Data Hacks is a new library developed at popular URL-shortener bit.ly that consists of a set of command line tools to assist in quick and dirty data analysis. For instance, the library has tools to calculate 95 percentile values, a histogram display, sample to a % of stdin, and a tool to pass stdin to stdout for a set time period, all controlled from the command line. Such tools could be used to grab a sample from a log file of a running system. When combined with other command line tools, this could be useful for a real-time evaluation of the effect of configuration changes.

As a bit of coincidence, they also ended up with horizontal bar graphs made in ASCII [jehiah.cz].

You can download it here.

horizontal bar graphs are very old-school -- it the earliest days of the web, they were also used there: a row of █ (ascii 219) characters does quite nicely when you don't have server-side image generators.

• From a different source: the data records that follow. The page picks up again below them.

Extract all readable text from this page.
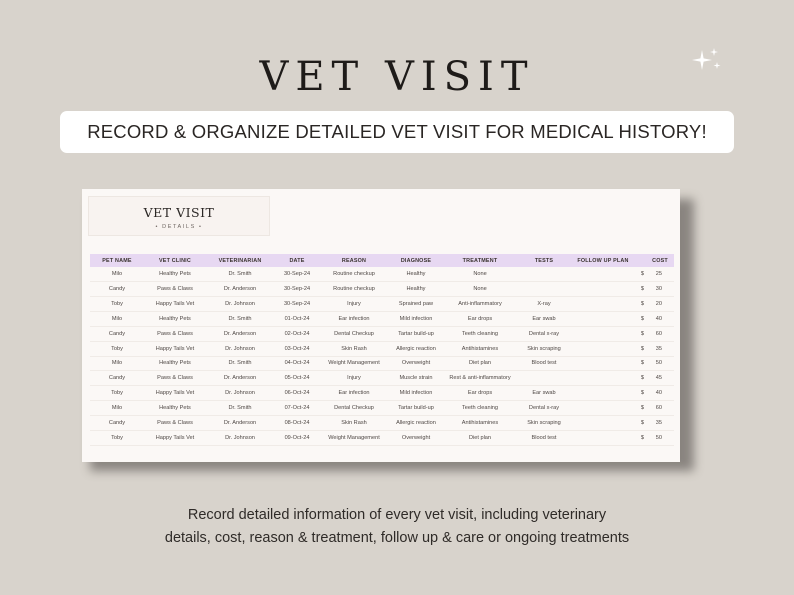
VET VISIT
RECORD & ORGANIZE DETAILED VET VISIT FOR MEDICAL HISTORY!
VET VISIT
• DETAILS •
PET NAME	VET CLINIC	VETERINARIAN	DATE	REASON	DIAGNOSE	TREATMENT	TESTS	FOLLOW UP PLAN		COST
Milo	Healthy Pets	Dr. Smith	30-Sep-24	Routine checkup	Healthy	None			$	25
Candy	Paws & Claws	Dr. Anderson	30-Sep-24	Routine checkup	Healthy	None			$	30
Toby	Happy Tails Vet	Dr. Johnson	30-Sep-24	Injury	Sprained paw	Anti-inflammatory	X-ray		$	20
Milo	Healthy Pets	Dr. Smith	01-Oct-24	Ear infection	Mild infection	Ear drops	Ear swab		$	40
Candy	Paws & Claws	Dr. Anderson	02-Oct-24	Dental Checkup	Tartar build-up	Teeth cleaning	Dental x-ray		$	60
Toby	Happy Tails Vet	Dr. Johnson	03-Oct-24	Skin Rash	Allergic reaction	Antihistamines	Skin scraping		$	35
Milo	Healthy Pets	Dr. Smith	04-Oct-24	Weight Management	Overweight	Diet plan	Blood test		$	50
Candy	Paws & Claws	Dr. Anderson	05-Oct-24	Injury	Muscle strain	Rest & anti-inflammatory			$	45
Toby	Happy Tails Vet	Dr. Johnson	06-Oct-24	Ear infection	Mild infection	Ear drops	Ear swab		$	40
Milo	Healthy Pets	Dr. Smith	07-Oct-24	Dental Checkup	Tartar build-up	Teeth cleaning	Dental x-ray		$	60
Candy	Paws & Claws	Dr. Anderson	08-Oct-24	Skin Rash	Allergic reaction	Antihistamines	Skin scraping		$	35
Toby	Happy Tails Vet	Dr. Johnson	09-Oct-24	Weight Management	Overweight	Diet plan	Blood test		$	50
Record detailed information of every vet visit, including veterinary
details, cost, reason & treatment, follow up & care or ongoing treatments
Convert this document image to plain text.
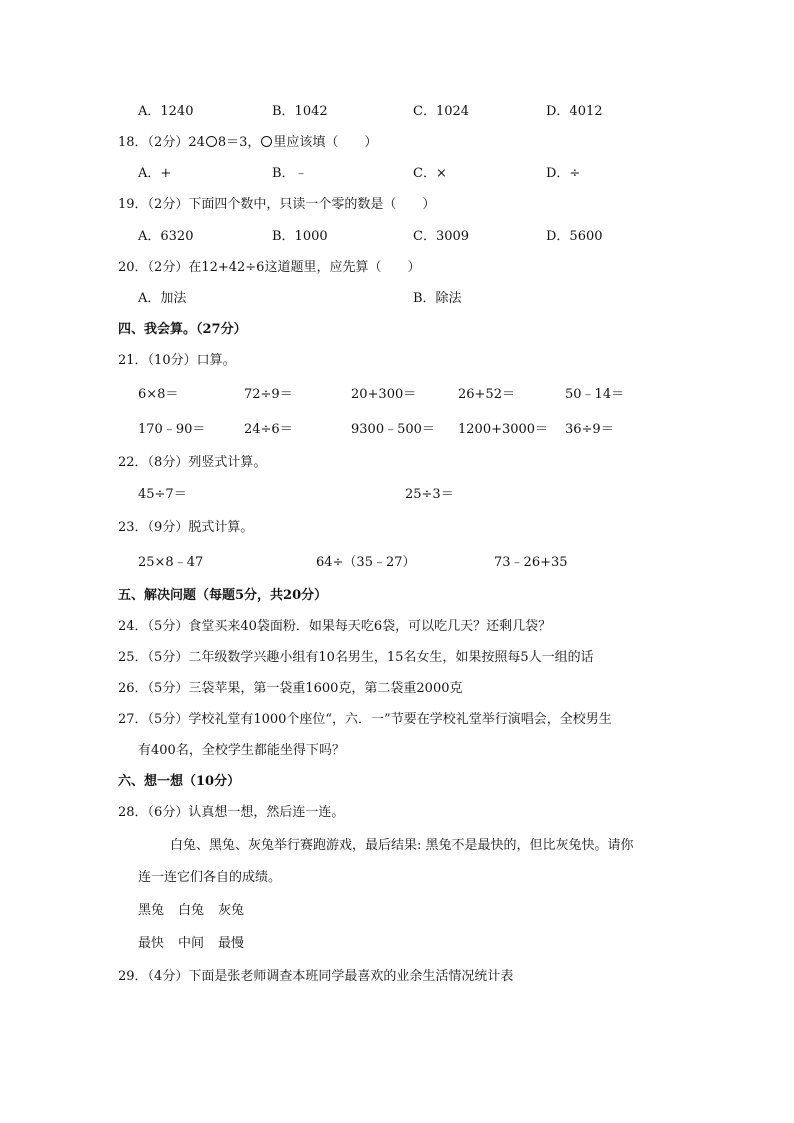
A．1240	B．1042	C．1024	D．4012
18．（2分）24 8＝3， 里应该填（　　）
A．+	B．﹣	C．×	D．÷
19．（2分）下面四个数中，只读一个零的数是（　　）
A．6320	B．1000	C．3009	D．5600
20．（2分）在12+42÷6这道题里，应先算（　　）
A．加法	B．除法
四、我会算。（27分）
21．（10分）口算。
6×8＝	72÷9＝	20+300＝	26+52＝	50﹣14＝
170﹣90＝	24÷6＝	9300﹣500＝ 1200+3000＝ 36÷9＝
22．（8分）列竖式计算。
45÷7＝	25÷3＝
23．（9分）脱式计算。
25×8﹣47	64÷（35﹣27）	73﹣26+35
五、解决问题（每题5分，共20分）
24．（5分）食堂买来40袋面粉．如果每天吃6袋，可以吃几天？还剩几袋？
25．（5分）二年级数学兴趣小组有10名男生，15名女生，如果按照每5人一组的话
26．（5分）三袋苹果，第一袋重1600克，第二袋重2000克
27．（5分）学校礼堂有1000个座位“，六．一”节要在学校礼堂举行演唱会，全校男生
有400名，全校学生都能坐得下吗？
六、想一想（10分）
28．（6分）认真想一想，然后连一连。
白兔、黑兔、灰兔举行赛跑游戏，最后结果: 黑兔不是最快的，但比灰兔快。请你
连一连它们各自的成绩。
黑兔 白兔 灰兔
最快 中间 最慢
29．（4分）下面是张老师调查本班同学最喜欢的业余生活情况统计表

Mon 25 Oct 2010 at 4:29 AM

Sometimes, when you're comparing data, a linear scale doesn't cover a wide enough range of values. You can switch to logs, but then it's harder to see a difference between similar values. A solution I found to this was to use both (with horizontal ASCII bar charts), placing the log scale outside with square brackets - see http://www.acooke.org/cute/RXPYBenchm0.html

Sat 30 Oct 2010 at 12:39 AM